I've encountered an overflow warning as a result of multiplying the output of Numpy products that I'm looking to understand. A simplified version of their actual use within my larger project is detailed below:
import numpy as np
class MyClass(object):
def __init__(self,
array_1,
array_2):
# Assigning arrays to be used in later methods
self.array_1 = array_1
self.array_2 = array_2
# Assigning some scaling factors to be used in later methods.
self.value_1 = np.prod(self.array_1.shape)
self.value_2 = np.prod(self.array_2.shape)
print("Numpy Product Assignment: {0}, {1}".format(self.value_1, self.value_2))
# Alternative assignment of scaling factors
self.alt_value_1 = self.array_1.shape[0] * self.array_1.shape[1]
self.alt_value_2 = self.array_2.shape[0] * self.array_2.shape[1]

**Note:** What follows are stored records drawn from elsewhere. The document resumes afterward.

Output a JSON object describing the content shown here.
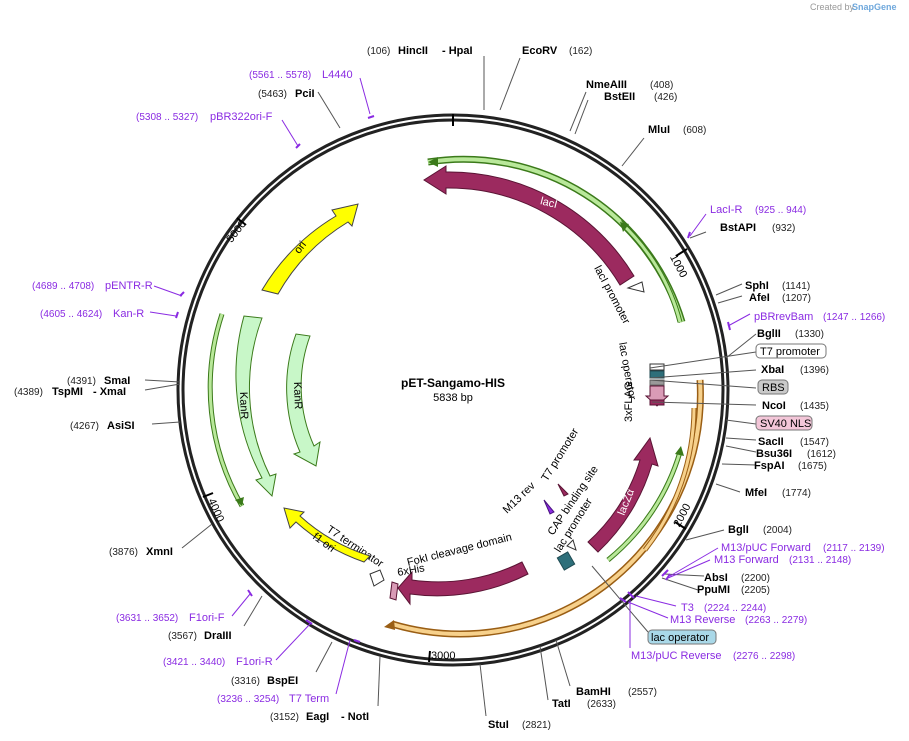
{
  "credit": "Created by",
  "brand": "SnapGene",
  "plasmid": {
    "name": "pET-Sangamo-HIS",
    "size": "5838 bp",
    "length": 5838
  },
  "ticks": [
    "1000",
    "2000",
    "3000",
    "4000",
    "5000"
  ],
  "sites": [
    {
      "name": "HincII",
      "extra": "- HpaI",
      "pos": "(106)"
    },
    {
      "name": "EcoRV",
      "pos": "(162)"
    },
    {
      "name": "NmeAIII",
      "pos": "(408)"
    },
    {
      "name": "BstEII",
      "pos": "(426)"
    },
    {
      "name": "MluI",
      "pos": "(608)"
    },
    {
      "name": "BstAPI",
      "pos": "(932)"
    },
    {
      "name": "SphI",
      "pos": "(1141)"
    },
    {
      "name": "AfeI",
      "pos": "(1207)"
    },
    {
      "name": "BglII",
      "pos": "(1330)"
    },
    {
      "name": "XbaI",
      "pos": "(1396)"
    },
    {
      "name": "NcoI",
      "pos": "(1435)"
    },
    {
      "name": "SacII",
      "pos": "(1547)"
    },
    {
      "name": "Bsu36I",
      "pos": "(1612)"
    },
    {
      "name": "FspAI",
      "pos": "(1675)"
    },
    {
      "name": "MfeI",
      "pos": "(1774)"
    },
    {
      "name": "BglI",
      "pos": "(2004)"
    },
    {
      "name": "AbsI",
      "pos": "(2200)"
    },
    {
      "name": "PpuMI",
      "pos": "(2205)"
    },
    {
      "name": "BamHI",
      "pos": "(2557)"
    },
    {
      "name": "TatI",
      "pos": "(2633)"
    },
    {
      "name": "StuI",
      "pos": "(2821)"
    },
    {
      "name": "EagI",
      "extra": "- NotI",
      "pos": "(3152)"
    },
    {
      "name": "BspEI",
      "pos": "(3316)"
    },
    {
      "name": "DraIII",
      "pos": "(3567)"
    },
    {
      "name": "XmnI",
      "pos": "(3876)"
    },
    {
      "name": "AsiSI",
      "pos": "(4267)"
    },
    {
      "name": "TspMI",
      "extra": "- XmaI",
      "pos": "(4389)"
    },
    {
      "name": "SmaI",
      "pos": "(4391)"
    },
    {
      "name": "PciI",
      "pos": "(5463)"
    }
  ],
  "primers": [
    {
      "name": "L4440",
      "pos": "(5561 .. 5578)"
    },
    {
      "name": "pBR322ori-F",
      "pos": "(5308 .. 5327)"
    },
    {
      "name": "LacI-R",
      "pos": "(925 .. 944)"
    },
    {
      "name": "pBRrevBam",
      "pos": "(1247 .. 1266)"
    },
    {
      "name": "M13/pUC Forward",
      "pos": "(2117 .. 2139)"
    },
    {
      "name": "M13 Forward",
      "pos": "(2131 .. 2148)"
    },
    {
      "name": "T3",
      "pos": "(2224 .. 2244)"
    },
    {
      "name": "M13 Reverse",
      "pos": "(2263 .. 2279)"
    },
    {
      "name": "M13/pUC Reverse",
      "pos": "(2276 .. 2298)"
    },
    {
      "name": "T7 Term",
      "pos": "(3236 .. 3254)"
    },
    {
      "name": "F1ori-R",
      "pos": "(3421 .. 3440)"
    },
    {
      "name": "F1ori-F",
      "pos": "(3631 .. 3652)"
    },
    {
      "name": "Kan-R",
      "pos": "(4605 .. 4624)"
    },
    {
      "name": "pENTR-R",
      "pos": "(4689 .. 4708)"
    }
  ],
  "boxed_labels": [
    "T7 promoter",
    "RBS",
    "SV40 NLS",
    "lac operator"
  ],
  "features": {
    "lacI": "lacI",
    "lacI_promoter": "lacI promoter",
    "lac_operator": "lac operator",
    "flag": "3xFLAG",
    "lacZa": "lacZα",
    "lac_promoter": "lac promoter",
    "cap_site": "CAP binding site",
    "t7_promoter": "T7 promoter",
    "m13_rev": "M13 rev",
    "foki": "FokI cleavage domain",
    "his": "6xHis",
    "t7_terminator": "T7 terminator",
    "f1_ori": "f1 ori",
    "kanr_1": "KanR",
    "kanr_2": "KanR",
    "ori": "ori"
  },
  "colors": {
    "backbone": "#222222",
    "lacI": "#9c2a5f",
    "promoter": "#9ad66b",
    "lacZa": "#e8a33c",
    "ori": "#ffff00",
    "kan": "#c8f7c8",
    "primer": "#8a2be2",
    "operator_box": "#a9d8e8",
    "rbs_box": "#c9c9c9",
    "nls_box": "#f3c6d8"
  }
}
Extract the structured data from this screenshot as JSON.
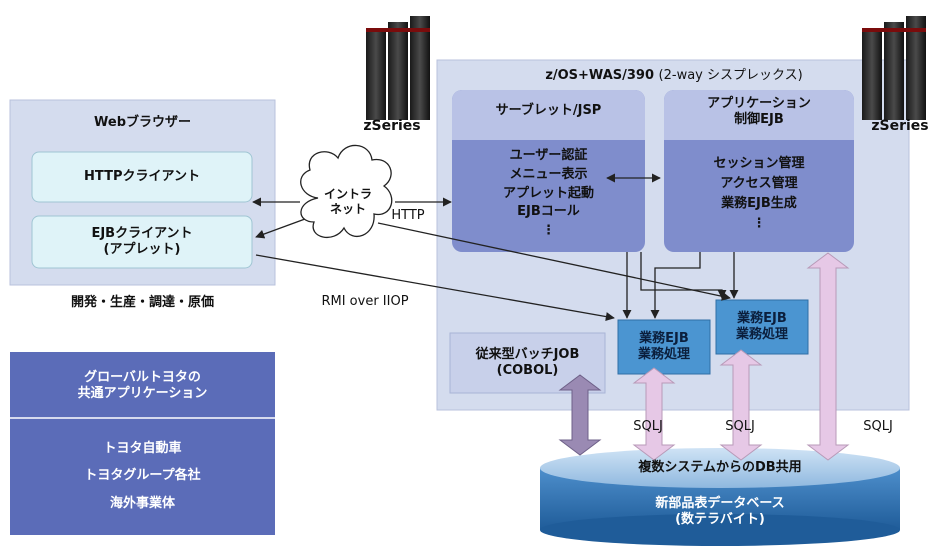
{
  "zos": {
    "title": "z/OS+WAS/390",
    "title_suffix": "(2-way シスプレックス)",
    "server_label_left": "zSeries",
    "server_label_right": "zSeries",
    "servlet": {
      "header": "サーブレット/JSP",
      "lines": "ユーザー認証\nメニュー表示\nアプレット起動\nEJBコール\n⋮"
    },
    "app_ejb": {
      "header": "アプリケーション\n制御EJB",
      "lines": "セッション管理\nアクセス管理\n業務EJB生成\n⋮"
    },
    "batch": "従来型バッチJOB\n(COBOL)",
    "ejb_process_1": "業務EJB\n業務処理",
    "ejb_process_2": "業務EJB\n業務処理"
  },
  "browser": {
    "title": "Webブラウザー",
    "http_client": "HTTPクライアント",
    "ejb_client": "EJBクライアント\n(アプレット)"
  },
  "departments": "開発・生産・調達・原価",
  "intranet": "イントラ\nネット",
  "protocols": {
    "http": "HTTP",
    "rmi": "RMI over IIOP",
    "sqlj_1": "SQLJ",
    "sqlj_2": "SQLJ",
    "sqlj_3": "SQLJ"
  },
  "global_app": {
    "title": "グローバルトヨタの\n共通アプリケーション",
    "lines": "トヨタ自動車\nトヨタグループ各社\n海外事業体"
  },
  "database": {
    "shared": "複数システムからのDB共用",
    "name": "新部品表データベース\n(数テラバイト)"
  },
  "colors": {
    "zos_bg": "#d4dcee",
    "panel_blue": "#7f8dcc",
    "client_cyan": "#dff3f8",
    "arrow_pink": "#e6c8e6",
    "arrow_purple": "#9a8ab3",
    "db_blue": "#2f74b5"
  }
}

print("Regular Product Assignment: {0}, {1}".format(self.alt_value_1, self.alt_value_2))
pass
def mymethod(self):
print("Direct Multiplication: {0}".format(80160 * 262144))
print("Numpy Product Multiplication: {0}".format(self.value_1 * self.value_2))
print("Regular Product Multiplcation {0}".format(self.alt_value_1 * self.alt_value_2))
if __name__ == '__main__':
test_array_1 = np.zeros([512, 512], dtype=complex)
test_array_2 = np.zeros([1002, 80], dtype=complex)
test_class = MyClass(test_array_1, test_array_2)
test_class.mymethod()
Including the use with the class structure for completeness, though heavily edited down to the bare minimum. If I run this code (on Python 3.6.0) I get the following output:
C:/somepath/scratch.py:247: RuntimeWarning: overflow encountered in long_scalars
print("Numpy Product Multiplication: {0}".format(self.value_1 * self.value_2))
Numpy Product Assignment: 262144, 80160
Regular Product Assignment: 262144, 80160
Direct Multiplication: 21013463040
Numpy Product Multiplication: -461373440
Regular Product Multiplcation 21013463040
Process finished with exit code 0
Clearly I can get around the problem using the regular multiplication, but I would like to understand why there is a problem and if it can be fixed as is. I think there is some dtype=X subtlety that I have missed, so my question is what is causing these overflow errors?